A reação otomana à suposta ameaça começou cedo. Em 1502, o sultão Bayezid II ordenou a deportação dos xiitas, da Anatólia para a Grécia, e mobilizou forças ao longo da fronteira iraniana. Em 1511, os otomanos enfrentaram uma perigosa revolta xiita na Anatólia central. No ano seguinte, o idoso sultão abdicou em favor do filho, Salim I (1512-20), conhecido como “Yavuz Selim” (Salim, o Cruel). Não se passou muito tempo antes que a rivalidade e hostilidade entre o sultão Salim da Turquia e o xá Ismail, do Irã, se transformasse em guerra declarada. É irônico que na correspondência cada vez mais colérica entre os dois monarcas, que precedeu o início das hostilidades, o sultão escrevesse ao xá em persa, a língua dos cavalheiros corteses, educados, e o xá respondesse ao sultão em turco, a língua de suas origens rurais e tribais.
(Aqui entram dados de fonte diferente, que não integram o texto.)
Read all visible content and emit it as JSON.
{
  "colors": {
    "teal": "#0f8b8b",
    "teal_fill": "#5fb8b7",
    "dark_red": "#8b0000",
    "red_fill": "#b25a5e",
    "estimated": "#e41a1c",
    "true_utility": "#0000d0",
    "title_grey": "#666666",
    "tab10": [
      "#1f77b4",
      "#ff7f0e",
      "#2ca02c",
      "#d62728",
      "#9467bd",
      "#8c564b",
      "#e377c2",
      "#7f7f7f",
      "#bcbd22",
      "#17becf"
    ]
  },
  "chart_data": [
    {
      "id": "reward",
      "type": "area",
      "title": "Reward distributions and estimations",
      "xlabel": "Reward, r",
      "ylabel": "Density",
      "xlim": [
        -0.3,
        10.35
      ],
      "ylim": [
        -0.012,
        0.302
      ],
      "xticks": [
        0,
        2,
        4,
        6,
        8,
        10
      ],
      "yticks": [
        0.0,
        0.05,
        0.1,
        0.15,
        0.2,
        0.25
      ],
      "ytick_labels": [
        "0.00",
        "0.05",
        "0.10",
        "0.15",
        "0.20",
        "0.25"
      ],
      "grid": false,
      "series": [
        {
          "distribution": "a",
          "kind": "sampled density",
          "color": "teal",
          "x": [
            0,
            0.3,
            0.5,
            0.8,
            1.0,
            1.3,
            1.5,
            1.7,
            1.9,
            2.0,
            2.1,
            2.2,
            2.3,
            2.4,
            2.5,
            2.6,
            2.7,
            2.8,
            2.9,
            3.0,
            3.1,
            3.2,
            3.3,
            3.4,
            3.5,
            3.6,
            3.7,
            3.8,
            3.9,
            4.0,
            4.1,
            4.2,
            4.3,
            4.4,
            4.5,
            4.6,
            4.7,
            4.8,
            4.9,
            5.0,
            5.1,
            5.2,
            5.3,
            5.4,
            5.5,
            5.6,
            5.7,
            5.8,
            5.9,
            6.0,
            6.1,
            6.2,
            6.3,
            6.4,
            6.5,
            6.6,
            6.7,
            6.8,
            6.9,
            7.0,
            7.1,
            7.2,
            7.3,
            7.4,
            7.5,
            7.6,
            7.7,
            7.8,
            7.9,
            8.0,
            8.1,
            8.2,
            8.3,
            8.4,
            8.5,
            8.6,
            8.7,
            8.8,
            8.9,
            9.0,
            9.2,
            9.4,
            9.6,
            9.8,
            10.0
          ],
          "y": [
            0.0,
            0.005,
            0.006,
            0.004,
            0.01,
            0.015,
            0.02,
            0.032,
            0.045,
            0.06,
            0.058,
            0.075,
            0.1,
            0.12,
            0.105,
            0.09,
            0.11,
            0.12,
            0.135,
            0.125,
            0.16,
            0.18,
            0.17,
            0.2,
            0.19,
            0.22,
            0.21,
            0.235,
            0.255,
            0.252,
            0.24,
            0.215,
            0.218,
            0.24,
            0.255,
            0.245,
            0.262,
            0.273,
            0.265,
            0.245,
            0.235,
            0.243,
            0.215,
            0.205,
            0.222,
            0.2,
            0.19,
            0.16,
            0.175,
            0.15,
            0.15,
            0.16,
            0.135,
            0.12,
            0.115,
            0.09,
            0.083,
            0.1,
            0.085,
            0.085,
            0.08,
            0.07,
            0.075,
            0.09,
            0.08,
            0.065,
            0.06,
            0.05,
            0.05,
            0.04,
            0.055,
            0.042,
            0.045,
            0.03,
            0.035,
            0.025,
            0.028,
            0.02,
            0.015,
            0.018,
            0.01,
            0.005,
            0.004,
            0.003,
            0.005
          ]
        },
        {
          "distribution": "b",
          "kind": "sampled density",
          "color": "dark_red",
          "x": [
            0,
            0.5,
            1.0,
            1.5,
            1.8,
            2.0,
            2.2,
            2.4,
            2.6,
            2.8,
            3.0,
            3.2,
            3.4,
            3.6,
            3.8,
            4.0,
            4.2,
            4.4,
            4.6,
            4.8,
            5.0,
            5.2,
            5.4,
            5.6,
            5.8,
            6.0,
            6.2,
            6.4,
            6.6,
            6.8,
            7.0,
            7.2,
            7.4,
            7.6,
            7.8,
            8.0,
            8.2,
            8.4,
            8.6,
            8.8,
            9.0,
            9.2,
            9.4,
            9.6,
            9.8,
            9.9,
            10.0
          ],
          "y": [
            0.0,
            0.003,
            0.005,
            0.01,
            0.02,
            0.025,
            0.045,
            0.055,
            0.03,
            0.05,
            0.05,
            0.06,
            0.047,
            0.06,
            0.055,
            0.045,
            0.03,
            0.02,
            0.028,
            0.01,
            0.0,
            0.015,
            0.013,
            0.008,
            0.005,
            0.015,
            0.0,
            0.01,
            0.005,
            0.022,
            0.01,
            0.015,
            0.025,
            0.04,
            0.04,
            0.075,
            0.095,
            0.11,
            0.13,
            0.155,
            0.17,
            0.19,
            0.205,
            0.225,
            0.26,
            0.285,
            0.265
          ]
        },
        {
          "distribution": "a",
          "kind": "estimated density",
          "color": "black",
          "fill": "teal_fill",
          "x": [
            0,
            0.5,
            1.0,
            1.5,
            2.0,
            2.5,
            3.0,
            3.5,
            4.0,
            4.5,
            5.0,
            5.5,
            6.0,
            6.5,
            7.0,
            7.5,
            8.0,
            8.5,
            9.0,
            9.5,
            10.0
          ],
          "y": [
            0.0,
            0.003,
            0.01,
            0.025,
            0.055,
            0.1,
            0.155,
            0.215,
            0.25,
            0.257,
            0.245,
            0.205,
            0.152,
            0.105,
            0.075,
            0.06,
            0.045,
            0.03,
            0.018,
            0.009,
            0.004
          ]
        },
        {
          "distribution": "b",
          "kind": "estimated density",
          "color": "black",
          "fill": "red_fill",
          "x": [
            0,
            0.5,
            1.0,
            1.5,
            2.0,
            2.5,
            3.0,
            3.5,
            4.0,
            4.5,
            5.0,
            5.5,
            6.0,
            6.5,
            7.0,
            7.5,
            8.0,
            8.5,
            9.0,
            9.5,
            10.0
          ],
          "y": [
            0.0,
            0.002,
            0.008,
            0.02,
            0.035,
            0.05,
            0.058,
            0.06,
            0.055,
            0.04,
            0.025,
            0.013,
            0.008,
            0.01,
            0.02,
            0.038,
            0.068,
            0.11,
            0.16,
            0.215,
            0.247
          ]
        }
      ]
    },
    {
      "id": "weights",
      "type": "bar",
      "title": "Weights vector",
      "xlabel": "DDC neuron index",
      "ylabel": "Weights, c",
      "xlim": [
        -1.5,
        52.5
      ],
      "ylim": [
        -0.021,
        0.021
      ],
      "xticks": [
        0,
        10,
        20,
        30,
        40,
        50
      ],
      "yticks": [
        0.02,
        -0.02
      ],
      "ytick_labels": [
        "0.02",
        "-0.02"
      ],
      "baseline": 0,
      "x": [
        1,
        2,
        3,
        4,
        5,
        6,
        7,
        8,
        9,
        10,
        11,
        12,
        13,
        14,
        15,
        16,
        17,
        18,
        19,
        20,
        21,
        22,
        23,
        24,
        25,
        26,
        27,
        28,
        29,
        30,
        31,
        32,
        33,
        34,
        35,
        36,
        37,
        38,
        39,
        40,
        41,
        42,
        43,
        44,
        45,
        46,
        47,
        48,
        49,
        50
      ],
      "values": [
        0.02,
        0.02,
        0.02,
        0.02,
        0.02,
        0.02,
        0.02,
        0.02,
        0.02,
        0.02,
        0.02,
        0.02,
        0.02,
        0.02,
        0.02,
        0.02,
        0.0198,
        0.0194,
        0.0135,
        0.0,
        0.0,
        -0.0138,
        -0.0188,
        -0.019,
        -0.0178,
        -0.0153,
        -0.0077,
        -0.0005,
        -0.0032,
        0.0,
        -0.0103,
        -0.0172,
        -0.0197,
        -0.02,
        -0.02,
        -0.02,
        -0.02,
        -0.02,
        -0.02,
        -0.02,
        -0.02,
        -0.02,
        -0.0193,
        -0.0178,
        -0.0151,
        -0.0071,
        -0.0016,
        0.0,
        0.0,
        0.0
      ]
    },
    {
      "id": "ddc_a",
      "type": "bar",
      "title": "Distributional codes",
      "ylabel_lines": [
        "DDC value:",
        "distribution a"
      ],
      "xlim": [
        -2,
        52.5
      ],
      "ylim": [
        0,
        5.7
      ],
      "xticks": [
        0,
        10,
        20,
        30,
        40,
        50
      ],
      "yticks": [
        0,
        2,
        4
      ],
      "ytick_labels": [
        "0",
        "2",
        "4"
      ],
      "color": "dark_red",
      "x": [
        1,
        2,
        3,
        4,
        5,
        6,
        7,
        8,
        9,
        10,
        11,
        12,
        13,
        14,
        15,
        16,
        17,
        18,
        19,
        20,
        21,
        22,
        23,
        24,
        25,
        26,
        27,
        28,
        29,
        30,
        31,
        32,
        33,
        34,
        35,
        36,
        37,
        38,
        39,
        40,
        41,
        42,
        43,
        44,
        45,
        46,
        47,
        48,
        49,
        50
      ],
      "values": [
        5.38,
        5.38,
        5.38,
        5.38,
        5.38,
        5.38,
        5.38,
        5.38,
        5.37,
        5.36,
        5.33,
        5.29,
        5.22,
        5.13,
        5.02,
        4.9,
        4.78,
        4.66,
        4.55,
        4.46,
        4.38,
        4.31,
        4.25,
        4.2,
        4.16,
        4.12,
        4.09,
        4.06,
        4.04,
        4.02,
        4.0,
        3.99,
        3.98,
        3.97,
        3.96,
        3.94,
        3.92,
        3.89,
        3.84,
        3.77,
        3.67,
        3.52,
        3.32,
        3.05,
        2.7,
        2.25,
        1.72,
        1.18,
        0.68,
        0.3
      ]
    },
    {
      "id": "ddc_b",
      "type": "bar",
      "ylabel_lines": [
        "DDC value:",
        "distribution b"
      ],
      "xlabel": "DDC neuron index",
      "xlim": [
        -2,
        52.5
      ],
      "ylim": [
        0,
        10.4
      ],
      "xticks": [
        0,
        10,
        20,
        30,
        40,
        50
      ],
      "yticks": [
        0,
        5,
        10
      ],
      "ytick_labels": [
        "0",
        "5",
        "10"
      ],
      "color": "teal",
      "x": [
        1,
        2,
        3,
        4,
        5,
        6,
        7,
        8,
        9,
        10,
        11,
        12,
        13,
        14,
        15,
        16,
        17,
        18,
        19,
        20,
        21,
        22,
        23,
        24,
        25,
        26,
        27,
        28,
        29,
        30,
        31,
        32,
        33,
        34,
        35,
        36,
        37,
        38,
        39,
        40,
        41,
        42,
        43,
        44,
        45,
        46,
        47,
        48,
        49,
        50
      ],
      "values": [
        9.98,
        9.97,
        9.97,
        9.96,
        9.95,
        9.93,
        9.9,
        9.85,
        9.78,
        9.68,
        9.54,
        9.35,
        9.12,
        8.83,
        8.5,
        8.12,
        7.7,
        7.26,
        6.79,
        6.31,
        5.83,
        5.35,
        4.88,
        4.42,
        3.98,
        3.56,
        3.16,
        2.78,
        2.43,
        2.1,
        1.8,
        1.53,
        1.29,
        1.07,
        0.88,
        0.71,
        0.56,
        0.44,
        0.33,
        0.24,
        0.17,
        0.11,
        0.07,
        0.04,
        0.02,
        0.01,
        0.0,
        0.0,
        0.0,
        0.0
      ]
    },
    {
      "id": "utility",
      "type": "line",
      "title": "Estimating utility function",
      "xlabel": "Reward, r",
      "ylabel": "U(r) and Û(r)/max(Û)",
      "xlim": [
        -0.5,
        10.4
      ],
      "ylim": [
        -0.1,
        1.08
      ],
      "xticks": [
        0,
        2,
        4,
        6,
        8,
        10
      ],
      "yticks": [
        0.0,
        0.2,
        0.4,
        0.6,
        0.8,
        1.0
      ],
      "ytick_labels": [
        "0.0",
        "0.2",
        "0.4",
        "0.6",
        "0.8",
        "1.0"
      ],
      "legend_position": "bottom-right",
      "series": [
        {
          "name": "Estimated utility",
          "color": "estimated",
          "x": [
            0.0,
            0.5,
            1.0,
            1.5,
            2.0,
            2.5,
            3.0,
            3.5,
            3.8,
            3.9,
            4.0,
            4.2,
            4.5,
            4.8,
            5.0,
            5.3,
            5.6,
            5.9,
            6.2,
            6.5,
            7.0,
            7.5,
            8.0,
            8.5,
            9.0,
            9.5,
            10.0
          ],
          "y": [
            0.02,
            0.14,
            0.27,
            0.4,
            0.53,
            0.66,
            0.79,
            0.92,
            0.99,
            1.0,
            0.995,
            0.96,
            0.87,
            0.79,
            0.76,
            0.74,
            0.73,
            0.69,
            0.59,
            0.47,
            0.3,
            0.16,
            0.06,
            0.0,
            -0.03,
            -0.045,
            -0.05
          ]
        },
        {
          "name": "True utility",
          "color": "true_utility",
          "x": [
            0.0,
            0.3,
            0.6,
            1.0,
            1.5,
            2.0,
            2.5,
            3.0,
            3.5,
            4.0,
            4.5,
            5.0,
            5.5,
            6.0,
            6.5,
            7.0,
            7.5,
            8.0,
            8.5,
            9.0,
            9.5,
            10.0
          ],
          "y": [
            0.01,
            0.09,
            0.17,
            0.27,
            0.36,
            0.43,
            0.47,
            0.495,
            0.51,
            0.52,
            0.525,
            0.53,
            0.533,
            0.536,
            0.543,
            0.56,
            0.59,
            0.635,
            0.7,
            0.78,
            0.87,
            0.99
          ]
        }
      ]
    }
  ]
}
A guerra terminou com a vitória decisiva, mas não conclusiva, dos otomanos. No dia 23 de agosto de 1514, na planície de Chaldiran, perto da fronteira entre os

dois impérios, os janízaros e a artilharia otomanos infligiram uma derrota esmagadora às forças iranianas e, no dia 7 de setembro, o sultão ocupou a capital do inimigo, Tabriz. Tal como seu predecessor, Mehmed II, o sultão Salim não explorou a vitória avançando para leste, preferindo retirar-se para a Turquia, deixando o xá derrotado e enfraquecido, mas ainda como governante do Estado xiita do Irã. Seguiu-se uma longa e renhida luta entre os dois impérios, na qual a repressão sangrenta dos xiitas na Turquia e dos sunitas no Irã irrigaram o ódio e o medo mútuos com o sangue de mártires. A luta resultante tinha por objetivo tanto a liderança do islã quanto o controle do Oriente Médio. E foi travada não só nos campos de batalha, mas também na arena da propaganda entre as fés sunita e xiita, das quais o sultão otomano e o xá safávida eram respectivamente os paladinos. A luta acabou com uma vitória limitada dos otomanos, que conseguiram conter, mas não destruir, o império do Irã. Esse sucesso abriu caminho para a fase seguinte — a absorção pelo reino otomano dos países de fala árabe ao sul. Em uma curta e violenta guerra em 1516-7, os otomanos derrubaram o cambaleante sultanato mameluco, que dominara o Egito, Síria e Arábia ocidental durante dois séculos e meio e submetera essas terras. A partir dessas recém-adquiridas possessões, a soberania e suserania otomanas foram estendidas em várias direções — a oeste, através do norte da África até as fronteiras do Marrocos, ao sul, pelas duas margens do mar Vermelho, à África e Arábia, e, a leste, às águas do oceano Índico e, mais tarde, no séc.XVI, ao Iraque, que os otomanos, após demorada luta, conseguiram tomar dos governantes iranianos e, dessa maneira, levar suas armas até o golfo Pérsico. Os sultões otomanos reinavam nesse momento sobre as duas cidades sagradas, Meca e Medina, e os centros políticos, militares e econômicos do islã. As primeiras lhes expandiram consideravelmente o prestígio; as segundas, as responsabilidades.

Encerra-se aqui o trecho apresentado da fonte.